I think it is 3. You therefore know that if your cosine portion and your sine portion started off at a certain value each, both will be back at that certain value after t changes by 3.
No! If [itex]t[/itex] changes by 3 then you have
[tex]f(t+3)=\cos3\,\pi\,(t+3) + \frac{1}{2}\,\sin4\,\pi\, (t+3)=\cos(3\,\pi\,t+9\,\pi)+\frac{1}{2}\,\sin(4\,\pi\,t+12\,\pi)=-\cos(3\,\pi\,t)+\frac{1}{2}\,\sin(4\,\pi\,t+12\,\pi)\neq f(t)[/tex]
so the period
is not 3.
In order to find the period of the above function you have to work like this.
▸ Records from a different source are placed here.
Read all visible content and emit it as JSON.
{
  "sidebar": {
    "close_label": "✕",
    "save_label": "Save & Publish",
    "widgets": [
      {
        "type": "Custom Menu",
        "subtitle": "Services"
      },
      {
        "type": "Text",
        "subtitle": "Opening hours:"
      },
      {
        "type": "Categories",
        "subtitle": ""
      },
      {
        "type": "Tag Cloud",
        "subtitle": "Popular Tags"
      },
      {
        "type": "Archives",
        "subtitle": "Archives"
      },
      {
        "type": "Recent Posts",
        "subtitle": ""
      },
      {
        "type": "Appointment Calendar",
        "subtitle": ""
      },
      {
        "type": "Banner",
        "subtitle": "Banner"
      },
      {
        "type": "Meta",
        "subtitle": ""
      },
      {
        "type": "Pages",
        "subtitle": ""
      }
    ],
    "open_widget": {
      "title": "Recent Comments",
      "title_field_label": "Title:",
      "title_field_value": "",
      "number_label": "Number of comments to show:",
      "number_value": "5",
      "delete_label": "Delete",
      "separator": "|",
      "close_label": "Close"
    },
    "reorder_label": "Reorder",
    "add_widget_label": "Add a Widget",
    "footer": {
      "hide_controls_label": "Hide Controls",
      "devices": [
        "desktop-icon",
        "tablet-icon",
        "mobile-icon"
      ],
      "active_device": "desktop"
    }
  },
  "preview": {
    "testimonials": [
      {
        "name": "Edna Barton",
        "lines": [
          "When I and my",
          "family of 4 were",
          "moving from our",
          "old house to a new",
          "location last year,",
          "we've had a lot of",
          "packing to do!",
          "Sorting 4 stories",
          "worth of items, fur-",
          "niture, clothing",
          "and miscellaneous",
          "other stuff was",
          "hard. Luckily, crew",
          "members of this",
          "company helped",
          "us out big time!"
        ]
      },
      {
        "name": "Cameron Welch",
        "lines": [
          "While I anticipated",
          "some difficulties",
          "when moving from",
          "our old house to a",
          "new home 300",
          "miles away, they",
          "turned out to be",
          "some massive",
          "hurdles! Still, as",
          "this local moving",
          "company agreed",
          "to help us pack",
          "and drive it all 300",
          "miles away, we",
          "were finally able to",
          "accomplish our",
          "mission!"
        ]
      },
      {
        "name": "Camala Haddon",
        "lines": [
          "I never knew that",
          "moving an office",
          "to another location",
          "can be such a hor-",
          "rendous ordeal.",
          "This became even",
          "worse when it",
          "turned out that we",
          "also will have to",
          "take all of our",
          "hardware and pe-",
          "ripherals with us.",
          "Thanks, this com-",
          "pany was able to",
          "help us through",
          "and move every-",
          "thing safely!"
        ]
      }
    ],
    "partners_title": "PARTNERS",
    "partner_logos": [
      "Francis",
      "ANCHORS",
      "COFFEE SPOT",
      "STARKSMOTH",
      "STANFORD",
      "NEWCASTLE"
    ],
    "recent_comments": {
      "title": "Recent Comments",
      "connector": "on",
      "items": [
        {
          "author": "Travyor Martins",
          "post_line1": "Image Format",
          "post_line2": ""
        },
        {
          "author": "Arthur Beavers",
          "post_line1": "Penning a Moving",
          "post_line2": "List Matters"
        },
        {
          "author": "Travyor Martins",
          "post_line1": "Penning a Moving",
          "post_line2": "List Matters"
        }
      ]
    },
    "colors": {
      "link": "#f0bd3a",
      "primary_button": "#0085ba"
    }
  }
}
The period of the functions [itex]h(x)=\sin\alpha\,x,\,g(x)=\cos\alpha\,x[/itex] is [itex]T=\frac{2\,\pi}{|\alpha|}[/itex]. Of course every multiple of [itex]T[/itex] is a period too, in the sense that the functions repeat their values after [itex]n\,T,\,n\in \mathbb{N^*}[/itex]. For the function [itex]f[/itex] the period of cosine is [itex]T_1=\frac{2}{3}\quad\text{or}\quad\tau_1=\,n\frac{2}{3}[/itex] and for the sine [itex]T_2=\frac{1}{2}\quad\text{or}\quad\tau_2=m\frac{1}{2}[/itex]. Now in order for the two functions to have the same period, their periods must be equal, thus
[tex]n\frac{2}{3}=m\frac{1}{2}\Rightarrow n=\frac{3}{4}\,m[/tex]
Thus the first integer value of [itex]m[/itex] which makes [itex]n[/itex] also an integer is [itex]m=4\Rightarrow n=3[/itex] and the period of [itex]f[/itex] is [itex]T=2[/itex].